Parsing is best-effort: malformed input yields the empty result for the
requested form (empty `Vec`, empty string, or `DateTime(None)`) — never an
error and never a panic.

## Design invariants

- **No JMAP dependency.** General-purpose MIME parser; no `jmap-mail-types`.
- **No S/MIME crypto.** `application/pkcs7-mime` and `application/pkcs7-signature`
  parts are treated as opaque binary leaves. Use `smime-tree` for S/MIME processing.
- **Best-effort parsing.** Malformed input yields a partial result plus
  `warnings`; only truly unparsable input (empty bytes, no headers) returns `Err`.
- **No async.** Synchronous only.
- **Byte ranges, not stored bytes.** The crate never retains the raw message bytes.

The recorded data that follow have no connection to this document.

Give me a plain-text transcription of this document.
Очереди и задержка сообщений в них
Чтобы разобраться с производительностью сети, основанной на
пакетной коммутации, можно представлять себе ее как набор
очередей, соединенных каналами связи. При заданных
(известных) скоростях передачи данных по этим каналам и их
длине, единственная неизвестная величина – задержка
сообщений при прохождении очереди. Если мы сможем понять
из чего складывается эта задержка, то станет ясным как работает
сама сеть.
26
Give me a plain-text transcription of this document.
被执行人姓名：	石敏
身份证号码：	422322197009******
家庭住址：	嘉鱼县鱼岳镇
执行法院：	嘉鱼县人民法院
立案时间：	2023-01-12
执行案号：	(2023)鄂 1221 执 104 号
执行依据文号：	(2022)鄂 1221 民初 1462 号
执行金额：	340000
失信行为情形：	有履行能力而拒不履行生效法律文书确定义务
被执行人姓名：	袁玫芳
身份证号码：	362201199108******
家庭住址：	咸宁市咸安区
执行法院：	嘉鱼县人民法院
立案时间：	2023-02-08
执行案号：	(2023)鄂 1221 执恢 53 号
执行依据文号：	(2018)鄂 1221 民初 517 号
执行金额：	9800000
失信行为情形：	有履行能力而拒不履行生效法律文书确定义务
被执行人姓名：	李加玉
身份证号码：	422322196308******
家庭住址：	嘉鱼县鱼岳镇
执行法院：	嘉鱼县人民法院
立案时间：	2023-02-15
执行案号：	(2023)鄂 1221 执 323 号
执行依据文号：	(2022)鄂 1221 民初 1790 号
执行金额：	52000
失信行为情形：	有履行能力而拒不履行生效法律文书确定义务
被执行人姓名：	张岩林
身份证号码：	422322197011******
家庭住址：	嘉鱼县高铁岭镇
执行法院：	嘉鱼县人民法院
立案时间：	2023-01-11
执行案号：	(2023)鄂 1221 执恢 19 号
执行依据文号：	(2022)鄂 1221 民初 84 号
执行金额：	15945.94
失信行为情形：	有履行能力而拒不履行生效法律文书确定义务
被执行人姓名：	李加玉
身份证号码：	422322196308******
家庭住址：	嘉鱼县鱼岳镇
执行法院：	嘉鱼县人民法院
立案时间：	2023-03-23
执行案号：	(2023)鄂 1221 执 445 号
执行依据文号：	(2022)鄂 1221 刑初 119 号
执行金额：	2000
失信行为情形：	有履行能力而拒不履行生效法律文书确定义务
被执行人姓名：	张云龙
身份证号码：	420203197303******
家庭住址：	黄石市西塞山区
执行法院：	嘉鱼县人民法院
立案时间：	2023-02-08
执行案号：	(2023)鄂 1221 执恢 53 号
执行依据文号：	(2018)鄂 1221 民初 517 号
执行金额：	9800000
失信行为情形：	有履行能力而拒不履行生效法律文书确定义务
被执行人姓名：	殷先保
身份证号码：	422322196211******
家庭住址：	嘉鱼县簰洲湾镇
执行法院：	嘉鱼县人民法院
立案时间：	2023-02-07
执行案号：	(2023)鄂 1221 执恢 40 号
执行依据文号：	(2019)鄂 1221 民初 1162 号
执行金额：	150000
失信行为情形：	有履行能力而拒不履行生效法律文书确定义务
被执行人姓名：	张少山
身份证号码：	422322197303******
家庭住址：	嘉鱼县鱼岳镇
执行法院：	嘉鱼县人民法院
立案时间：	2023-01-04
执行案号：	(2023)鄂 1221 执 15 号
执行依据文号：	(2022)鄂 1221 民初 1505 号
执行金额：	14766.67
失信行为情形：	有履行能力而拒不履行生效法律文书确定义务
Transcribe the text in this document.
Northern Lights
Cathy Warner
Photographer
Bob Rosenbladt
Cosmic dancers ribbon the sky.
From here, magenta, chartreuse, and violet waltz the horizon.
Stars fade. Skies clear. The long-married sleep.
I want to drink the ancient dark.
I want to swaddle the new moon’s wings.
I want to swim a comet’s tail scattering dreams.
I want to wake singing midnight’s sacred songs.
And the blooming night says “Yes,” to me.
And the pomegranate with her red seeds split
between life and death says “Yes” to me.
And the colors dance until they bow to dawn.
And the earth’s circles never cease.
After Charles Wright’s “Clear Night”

## Specification references

| RFC | Title |
|---|---|
| [RFC 5322]https://www.rfc-editor.org/rfc/rfc5322 | Internet Message Format |
| [RFC 2045]https://www.rfc-editor.org/rfc/rfc2045 | MIME Part One: Format of Internet Message Bodies |
| [RFC 2046]https://www.rfc-editor.org/rfc/rfc2046 | MIME Part Two: Media Types (multipart boundaries) |
| [RFC 2047]https://www.rfc-editor.org/rfc/rfc2047 | MIME Part Three: Encoded-Word in headers |
| [RFC 2183]https://www.rfc-editor.org/rfc/rfc2183 | Content-Disposition header |
| [RFC 2231]https://www.rfc-editor.org/rfc/rfc2231 | MIME Parameter Value and Encoded Word Extensions |
| [RFC 8621 §4.1.4]https://www.rfc-editor.org/rfc/rfc8621#section-4.1.4 | JMAP for Mail — body structure algorithm |

## License

Licensed under either of [MIT](../LICENSE-MIT) or [Apache-2.0](../LICENSE-APACHE) at your option.